For this project we crawled pictures from ca. 400 celebrities from the Image Movie Database (IMDB). These images were face-cropped and initially used to train a 33-layer Residual Convolutional Neural Network (according to He et al., Deep Residual Learning for Image Recognition (2015) ) to differentiate the identities of these 400 celebrities. Due to time constraints, we simplified the architecture to a 9-layer residual CNN trained on a cross-individual gender classification. On the frontend, we provide an interative webserver on which a user verify the network's gender prediction of an arbitrary uploaded image. In case of wrong classification the user has the option to provide the correct label and retrain the network.

Guideline

  • The Crawler folder contains the code necessary to crawl the images from IMDB
  • The network implementation can be found in residualCNN.py.

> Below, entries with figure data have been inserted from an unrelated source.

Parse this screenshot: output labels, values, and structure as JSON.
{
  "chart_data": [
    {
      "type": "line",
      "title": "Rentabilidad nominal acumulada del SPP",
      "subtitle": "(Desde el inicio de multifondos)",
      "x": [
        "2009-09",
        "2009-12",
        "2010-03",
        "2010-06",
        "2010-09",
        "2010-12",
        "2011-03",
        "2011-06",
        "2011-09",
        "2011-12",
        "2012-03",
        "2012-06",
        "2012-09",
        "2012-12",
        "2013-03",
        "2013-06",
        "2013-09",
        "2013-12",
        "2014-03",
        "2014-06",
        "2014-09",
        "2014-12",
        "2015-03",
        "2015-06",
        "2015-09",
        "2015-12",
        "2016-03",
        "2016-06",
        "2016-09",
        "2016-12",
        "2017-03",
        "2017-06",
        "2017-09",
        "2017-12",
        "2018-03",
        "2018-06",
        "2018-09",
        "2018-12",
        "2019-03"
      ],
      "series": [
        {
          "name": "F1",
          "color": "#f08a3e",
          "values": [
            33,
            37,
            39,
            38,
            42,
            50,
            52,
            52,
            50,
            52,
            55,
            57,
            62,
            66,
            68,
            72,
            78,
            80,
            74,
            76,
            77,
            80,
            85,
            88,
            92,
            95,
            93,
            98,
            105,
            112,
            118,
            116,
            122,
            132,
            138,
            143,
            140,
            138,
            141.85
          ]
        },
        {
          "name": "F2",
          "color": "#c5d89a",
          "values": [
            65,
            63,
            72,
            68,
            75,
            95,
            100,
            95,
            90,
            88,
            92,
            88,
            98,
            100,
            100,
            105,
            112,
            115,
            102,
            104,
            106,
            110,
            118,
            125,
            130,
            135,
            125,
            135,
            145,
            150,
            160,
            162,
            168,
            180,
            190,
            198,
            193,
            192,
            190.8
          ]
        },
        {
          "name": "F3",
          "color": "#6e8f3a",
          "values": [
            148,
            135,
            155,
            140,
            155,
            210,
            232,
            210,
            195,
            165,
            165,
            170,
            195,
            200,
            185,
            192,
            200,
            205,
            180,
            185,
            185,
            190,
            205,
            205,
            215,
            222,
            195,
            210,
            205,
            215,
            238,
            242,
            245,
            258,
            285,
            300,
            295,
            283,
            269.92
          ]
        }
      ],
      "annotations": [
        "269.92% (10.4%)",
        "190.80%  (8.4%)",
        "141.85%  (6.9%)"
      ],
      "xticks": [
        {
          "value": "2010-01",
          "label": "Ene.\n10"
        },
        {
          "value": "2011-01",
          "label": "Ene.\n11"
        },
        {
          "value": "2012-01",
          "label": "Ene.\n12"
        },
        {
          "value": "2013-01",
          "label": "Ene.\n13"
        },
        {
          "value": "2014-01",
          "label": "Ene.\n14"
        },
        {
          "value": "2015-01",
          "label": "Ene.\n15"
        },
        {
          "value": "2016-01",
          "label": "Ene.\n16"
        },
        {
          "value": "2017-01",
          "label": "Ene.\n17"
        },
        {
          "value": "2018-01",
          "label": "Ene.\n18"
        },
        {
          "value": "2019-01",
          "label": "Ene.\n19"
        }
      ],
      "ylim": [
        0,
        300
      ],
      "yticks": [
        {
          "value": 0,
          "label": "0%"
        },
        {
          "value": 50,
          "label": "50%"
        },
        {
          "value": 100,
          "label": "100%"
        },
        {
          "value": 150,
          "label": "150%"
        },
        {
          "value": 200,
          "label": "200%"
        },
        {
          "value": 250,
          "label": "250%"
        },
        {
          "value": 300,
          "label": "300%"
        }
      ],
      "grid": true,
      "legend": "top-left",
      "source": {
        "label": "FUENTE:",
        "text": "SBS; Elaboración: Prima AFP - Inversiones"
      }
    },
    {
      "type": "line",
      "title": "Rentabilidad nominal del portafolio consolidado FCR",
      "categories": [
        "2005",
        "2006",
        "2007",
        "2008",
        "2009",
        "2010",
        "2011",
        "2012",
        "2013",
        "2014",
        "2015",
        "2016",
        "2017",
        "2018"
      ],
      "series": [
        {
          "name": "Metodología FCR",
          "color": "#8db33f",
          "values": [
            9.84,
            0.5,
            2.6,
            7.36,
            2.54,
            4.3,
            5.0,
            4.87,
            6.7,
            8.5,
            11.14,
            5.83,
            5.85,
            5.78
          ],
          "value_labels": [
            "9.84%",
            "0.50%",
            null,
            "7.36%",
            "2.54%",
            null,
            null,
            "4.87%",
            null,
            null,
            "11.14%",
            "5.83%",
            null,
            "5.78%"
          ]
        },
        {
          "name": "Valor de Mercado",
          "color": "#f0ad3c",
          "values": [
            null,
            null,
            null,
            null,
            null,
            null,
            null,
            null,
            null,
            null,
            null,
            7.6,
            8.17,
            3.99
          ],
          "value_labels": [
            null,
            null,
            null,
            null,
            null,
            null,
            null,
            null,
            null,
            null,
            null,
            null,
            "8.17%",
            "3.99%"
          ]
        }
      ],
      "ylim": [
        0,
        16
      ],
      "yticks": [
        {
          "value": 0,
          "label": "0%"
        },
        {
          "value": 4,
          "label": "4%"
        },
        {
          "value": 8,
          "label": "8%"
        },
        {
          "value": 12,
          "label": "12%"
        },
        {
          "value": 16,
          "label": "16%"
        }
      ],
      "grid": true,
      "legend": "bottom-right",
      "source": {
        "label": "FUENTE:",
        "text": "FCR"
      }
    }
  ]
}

  • An extensive report of the project is in REPORT.pdf
  • The network is implemented in Tensorflow and allows access from the folders GenderClassifier, IdentityClassifier and MNIST_Classifier, 3 exemplary tasks that can be solved with the network. They have very similar structures, each containing a Trainer.py file (that trains on the particular task from scratch) and a Tester.py file (that restores our pretrained weights and tests model performance). They also output performance visualizations. The initial task, identitiy classification could not be solved properly although learning slowly began after some time (and that only after reducing depth of the network). We verified the soundness of the network by classifying the MNIST dataset where we achieved a test accuracy of 99.56%. Subsequently, we used a subset of the 400-class celebrity dataset to train the network on gender classifcation task where we achieve 96.4% on the test dataset.
    • To restore the trained networks the weights can be found on PolyBox
    • For smooth execution, please place the weight file in the respective folder (e.g. weightsIdentity.ckpt in IdentityClassifier)
    • Please consider, that for the GenderClassification we used once a traditional and once an augmented dataset (according to Krizhevsky et al. ImageNet Classification with Deep Convolutional Neural Networks (2012)). You can specify which version/weights you want to use via a Boolean at the beginning of the training file.
  • The FacePeeperGUI folder provides the code for the interactive frontend where a user can a) upload and classify any image (given a single face is found) and b) correct misclassifications of the network. It is implemented in a combination of Python, HTML and JavaScript and the webserver can be made temporarily available via Amazon Web Services (AWS) upon request.
  • The Helper folder contains a preProcessing file (normalization, PCA of RGB augmentation), the results of the PCA, a MATLAB function used to crop the crawled images, a plot visualizing the effect of image normalization and augmentation, and some backup files for the frontend.
  • The folders TrainData and TestData contain selections of the crawled images, please leave them untouched.